Le voyageur qui a eu la chance de connaître ces villes dans leur vitalité au tout début de la période post-coloniale et qui les revisite aujourd’hui découvrira comme moi, à la fois leur récente « obésité » urbaine et la rapide régression de leurs anciens centres vitaux, c’est-à-dire culturels et politiques, ces « espaces publics » autour desquels s’organisait la vie de la cité. El Hamra à Beyrouth a été mal remplacé par les nouveaux quartiers construits par Hariri que ne fréquentent que les très riches arabes du Golfe et les hommes d’affaires européens ; au Caire, Asr el Nil et Talaât Harb ont été abandonnés aux marchands de chaussures alors qu’El Maadi a éloigné de « la populace » la nouvelle bourgeoisie, celle-là même qui à fuit à Tunis, l’avenue Bourguiba pour se réfugier dans les nombreux menzah ou les coûteuses villas du « Lac ». Partout, les nouvelles classes de riches parvenus s’isolent, loin de la ville abandonnée à des classes moyennes appauvries elles-mêmes « assiégées » par les flux de nouveaux pauvres qui se réfugient dans les villes. L’ouvrage de Alaa Al Aswani, L’immeuble Yacoubian décrit admirablement, pour Le Caire, ce triste destin, valable pour toutes les autres capitales arabes.

L’abandon par les nouvelles classes dirigeantes des centres urbains et la délocalisation de leurs espaces de vie sur des « périphéries » abritées et protégées des multitudes rurales et urbaines s’agitant dans l’informel est à lui seul tout un programme. Tournées vers l’extérieur, l’Europe, les Amériques ou les pays du Golfe, ces nouvelles oligarchies s’enrichissent du pays mais vivent ailleurs leur welfare state. Loisirs, santé, études pour leurs héritiers comme leurs investissements économiques se déroulent dans les capitales plus sûres de l’étranger. D’où leur désintérêt pour la construction d’un espace public,- social, culturel et politique-, autour duquel s’organise la vie de la cité, la polis, el hadara. Grandes et petites métropoles, locales ou nationales à quelques exceptions prés, expriment en fait par les nouvelles logiques urbaines, les logiques plus profondes des restructurations sociales en cours. Elles préfigurent un nouveau mode urbain, déjà présent ailleurs, dans lequel la ville ne réunit plus, mais « agglomère » en segments séparés les différentes classes de la société. Elles annoncent aussi un nouveau mode de « gouvernance » fondé sur une gestion différentielle des divers groupes et espaces urbains que les anciennes médinas et casbah avaient réussit à contenir dans une relative « unité de vie » collective mais que les nouvelles villes seraient tentées de repartir selon des lignes de séparation plus tranchées.
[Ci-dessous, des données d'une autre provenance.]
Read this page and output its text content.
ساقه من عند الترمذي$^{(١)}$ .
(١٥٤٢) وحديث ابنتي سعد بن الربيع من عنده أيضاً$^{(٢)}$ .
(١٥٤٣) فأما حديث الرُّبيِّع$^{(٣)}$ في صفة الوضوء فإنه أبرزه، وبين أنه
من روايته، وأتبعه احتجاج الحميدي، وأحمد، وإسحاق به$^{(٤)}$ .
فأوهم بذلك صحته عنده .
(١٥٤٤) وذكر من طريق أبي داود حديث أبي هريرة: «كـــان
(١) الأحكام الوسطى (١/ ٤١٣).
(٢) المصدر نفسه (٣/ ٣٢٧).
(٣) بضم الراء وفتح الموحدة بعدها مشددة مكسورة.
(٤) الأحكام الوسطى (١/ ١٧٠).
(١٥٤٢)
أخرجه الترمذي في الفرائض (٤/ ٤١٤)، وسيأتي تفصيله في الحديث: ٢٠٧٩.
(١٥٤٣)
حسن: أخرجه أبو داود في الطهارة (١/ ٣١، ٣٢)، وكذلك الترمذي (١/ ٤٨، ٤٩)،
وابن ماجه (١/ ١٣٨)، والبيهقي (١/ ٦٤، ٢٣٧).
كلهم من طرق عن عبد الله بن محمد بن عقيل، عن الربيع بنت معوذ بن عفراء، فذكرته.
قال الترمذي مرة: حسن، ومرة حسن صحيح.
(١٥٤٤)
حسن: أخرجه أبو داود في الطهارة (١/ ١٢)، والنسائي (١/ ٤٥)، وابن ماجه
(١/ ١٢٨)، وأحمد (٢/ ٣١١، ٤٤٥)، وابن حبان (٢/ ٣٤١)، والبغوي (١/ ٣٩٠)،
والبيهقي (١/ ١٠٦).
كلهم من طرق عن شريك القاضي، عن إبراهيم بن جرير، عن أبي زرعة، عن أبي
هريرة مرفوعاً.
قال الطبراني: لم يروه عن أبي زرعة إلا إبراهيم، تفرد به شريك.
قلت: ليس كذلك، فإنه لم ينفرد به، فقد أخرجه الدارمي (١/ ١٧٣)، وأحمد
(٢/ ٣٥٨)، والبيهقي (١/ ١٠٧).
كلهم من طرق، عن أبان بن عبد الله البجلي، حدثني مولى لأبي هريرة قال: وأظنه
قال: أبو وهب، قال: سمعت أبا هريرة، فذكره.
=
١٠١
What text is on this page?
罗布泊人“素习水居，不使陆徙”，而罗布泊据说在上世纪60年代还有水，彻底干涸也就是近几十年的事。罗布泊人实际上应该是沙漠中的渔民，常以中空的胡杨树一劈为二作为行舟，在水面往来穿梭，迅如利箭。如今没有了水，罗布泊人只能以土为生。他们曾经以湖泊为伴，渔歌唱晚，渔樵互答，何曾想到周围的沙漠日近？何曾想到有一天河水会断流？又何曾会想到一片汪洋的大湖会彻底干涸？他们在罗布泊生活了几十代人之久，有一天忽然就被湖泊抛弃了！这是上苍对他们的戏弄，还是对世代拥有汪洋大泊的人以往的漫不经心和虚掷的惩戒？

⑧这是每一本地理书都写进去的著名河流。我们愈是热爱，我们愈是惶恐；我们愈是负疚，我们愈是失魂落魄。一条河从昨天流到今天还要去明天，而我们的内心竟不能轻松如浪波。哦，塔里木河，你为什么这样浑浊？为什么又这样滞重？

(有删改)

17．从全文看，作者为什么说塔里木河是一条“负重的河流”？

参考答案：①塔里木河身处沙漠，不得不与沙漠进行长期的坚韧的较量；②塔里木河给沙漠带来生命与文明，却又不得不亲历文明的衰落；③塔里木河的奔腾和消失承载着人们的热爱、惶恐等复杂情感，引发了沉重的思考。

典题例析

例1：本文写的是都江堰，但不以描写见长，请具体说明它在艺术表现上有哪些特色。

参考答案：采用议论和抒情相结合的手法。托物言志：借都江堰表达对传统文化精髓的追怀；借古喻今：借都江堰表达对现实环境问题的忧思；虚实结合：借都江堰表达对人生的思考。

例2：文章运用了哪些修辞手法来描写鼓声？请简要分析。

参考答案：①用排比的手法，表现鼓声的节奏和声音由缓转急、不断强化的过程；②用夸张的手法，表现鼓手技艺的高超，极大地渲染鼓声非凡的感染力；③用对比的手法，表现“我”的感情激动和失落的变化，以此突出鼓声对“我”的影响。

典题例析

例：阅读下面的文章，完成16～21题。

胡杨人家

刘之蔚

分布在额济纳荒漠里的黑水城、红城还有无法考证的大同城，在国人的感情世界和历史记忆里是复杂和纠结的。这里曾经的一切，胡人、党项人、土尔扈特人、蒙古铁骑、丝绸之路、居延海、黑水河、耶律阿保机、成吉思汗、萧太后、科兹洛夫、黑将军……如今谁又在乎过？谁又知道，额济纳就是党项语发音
De proche en proche, les segments ou groupes de segments résidentiels pourraient alors s’emboîter à des cultures, des valeurs, des way of life, des mondes sociaux différents que les « classes d’en haut », incapables d’assumer leur devoir d’intégration culturelle et sociale, « d‘hégémonie » pour parler comme Gramsci, seront obligées de contenir par la violence.

Dans les nouvelles dynamiques urbaines que j’ai observées dans les grandes villes du monde arabe actuel, c’est toute la question de l’avenir de la démocratie qui est en jeu.

Né en Algérie, Ali El Kenz enseigne la sociologie à l’Université de Nantes.